Onggy tak cepat pergi, justru memperhatikan nelayan tua itu. Wajahnya kelam akibat dihajar panas matahari setiap hari ketika melaut. Tangannya kasar akibat terus bergesekan dengan tambang dan cantrang.
Kalau Onggy senang menatap laut dan setiap hari main ke pasar ikan seperti saat ini, apakah nanti ujung-ujungnya dia akan menjadi nelayan, pikir Onggy. Bukannya dia menganggap remeh pekerjaan tersebut. Akan tetapi, dia merasa nasib bapak tua ini sebenarnya bisa lebih baik lagi daripada saat ini. Begitu pula dengan dirinya. Onggy tak mau terjebak dalam lingkaran nelayan seperti bapak tua ini.

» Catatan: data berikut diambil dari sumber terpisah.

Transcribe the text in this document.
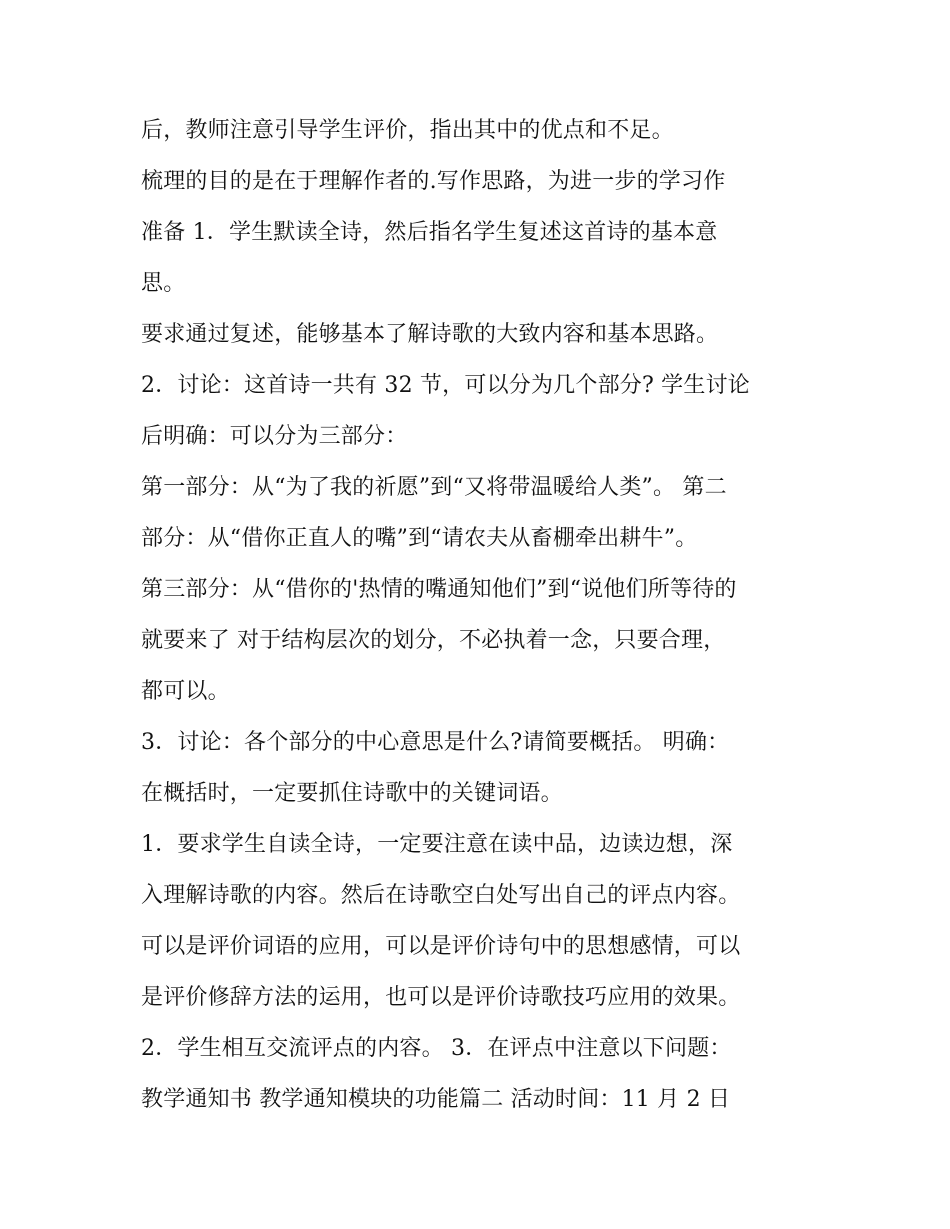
后，教师注意引导学生评价，指出其中的优点和不足。
梳理的目的是在于理解作者的.写作思路，为进一步的学习作
准备 1．学生默读全诗，然后指名学生复述这首诗的基本意
思。
要求通过复述，能够基本了解诗歌的大致内容和基本思路。
2．讨论：这首诗一共有 32 节，可以分为几个部分? 学生讨论
后明确：可以分为三部分：
第一部分：从“为了我的祈愿”到“又将带温暖给人类”。 第二
部分：从“借你正直人的嘴”到“请农夫从畜棚牵出耕牛”。
第三部分：从“借你的'热情的嘴通知他们”到“说他们所等待的
就要来了 对于结构层次的划分，不必执着一念，只要合理，
都可以。
3．讨论：各个部分的中心意思是什么?请简要概括。 明确：
在概括时，一定要抓住诗歌中的关键词语。
1．要求学生自读全诗，一定要注意在读中品，边读边想，深
入理解诗歌的内容。然后在诗歌空白处写出自己的评点内容。
可以是评价词语的应用，可以是评价诗句中的思想感情，可以
是评价修辞方法的运用，也可以是评价诗歌技巧应用的效果。
2．学生相互交流评点的内容。 3．在评点中注意以下问题：
教学通知书 教学通知模块的功能篇二 活动时间：11 月 2 日
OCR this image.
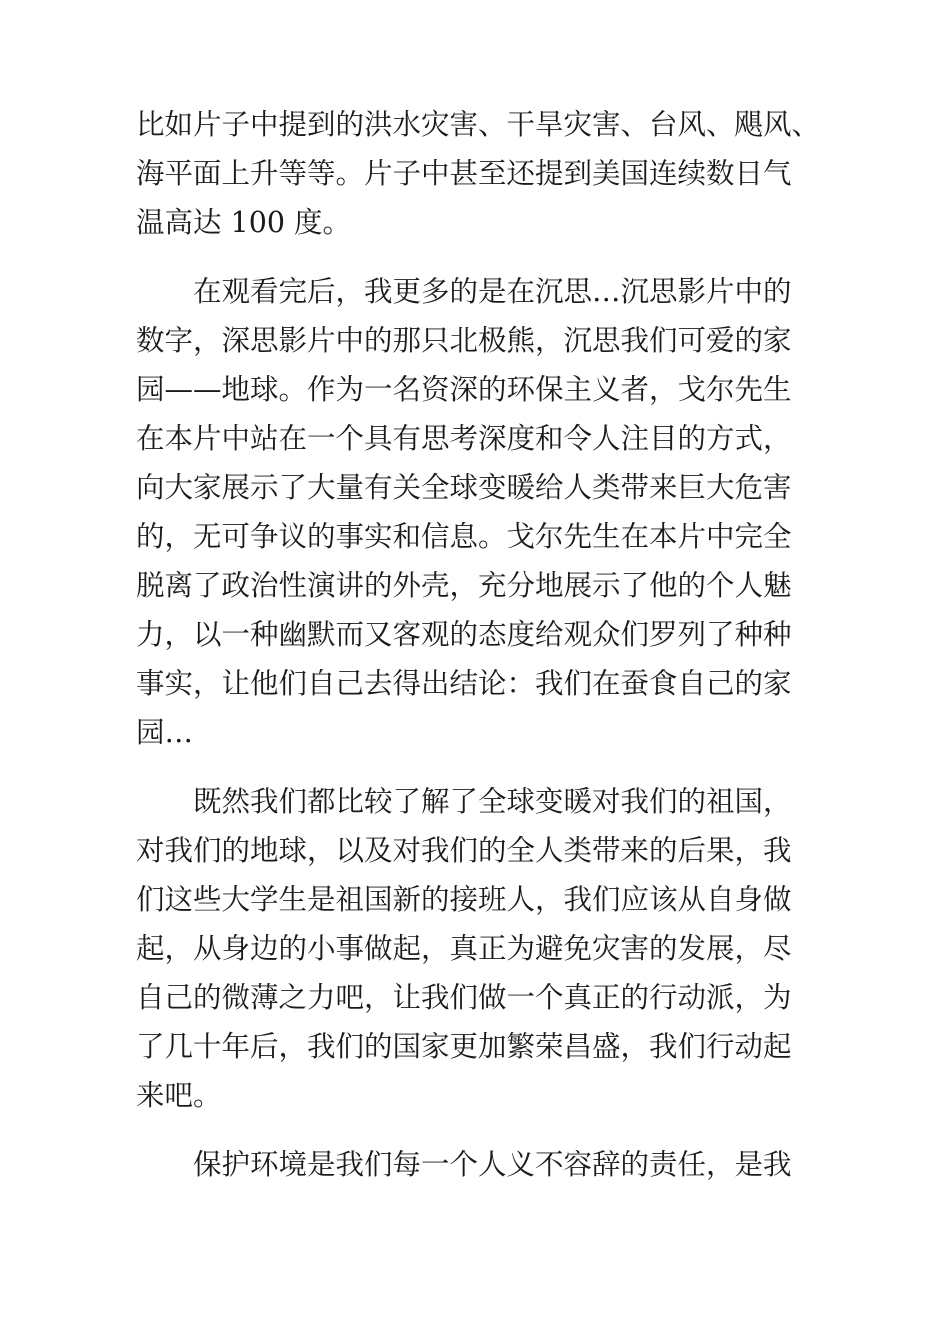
比如片子中提到的洪水灾害、干旱灾害、台风、飓风、
海平面上升等等。片子中甚至还提到美国连续数日气
温高达 100 度。

在观看完后，我更多的是在沉思…沉思影片中的
数字，深思影片中的那只北极熊，沉思我们可爱的家
园——地球。作为一名资深的环保主义者，戈尔先生
在本片中站在一个具有思考深度和令人注目的方式，
向大家展示了大量有关全球变暖给人类带来巨大危害
的，无可争议的事实和信息。戈尔先生在本片中完全
脱离了政治性演讲的外壳，充分地展示了他的个人魅
力，以一种幽默而又客观的态度给观众们罗列了种种
事实，让他们自己去得出结论：我们在蚕食自己的家
园…

既然我们都比较了解了全球变暖对我们的祖国，
对我们的地球，以及对我们的全人类带来的后果，我
们这些大学生是祖国新的接班人，我们应该从自身做
起，从身边的小事做起，真正为避免灾害的发展，尽
自己的微薄之力吧，让我们做一个真正的行动派，为
了几十年后，我们的国家更加繁荣昌盛，我们行动起
来吧。

保护环境是我们每一个人义不容辞的责任，是我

“Hey! Kau tidak dengar, ya?” melihat Onggy tak beranjak sedikit pun dari tempatnya, pak nelayan kembali menegur. “Pergi sana! Kau hanya menggangguku bekerja!”
“Apa Bapak dulu sekolah?” refleks, Onggy menanyakan hal ini kepada si nelayan tua.
Pertanyaan Onggy terasa menusuk kalbu nelayan tua. Lelaki yang tidak sekolah baru saja menyuruh Onggy untuk sekolah. Apakah anak kecil ini bermaksud membalas dendam kepadanya?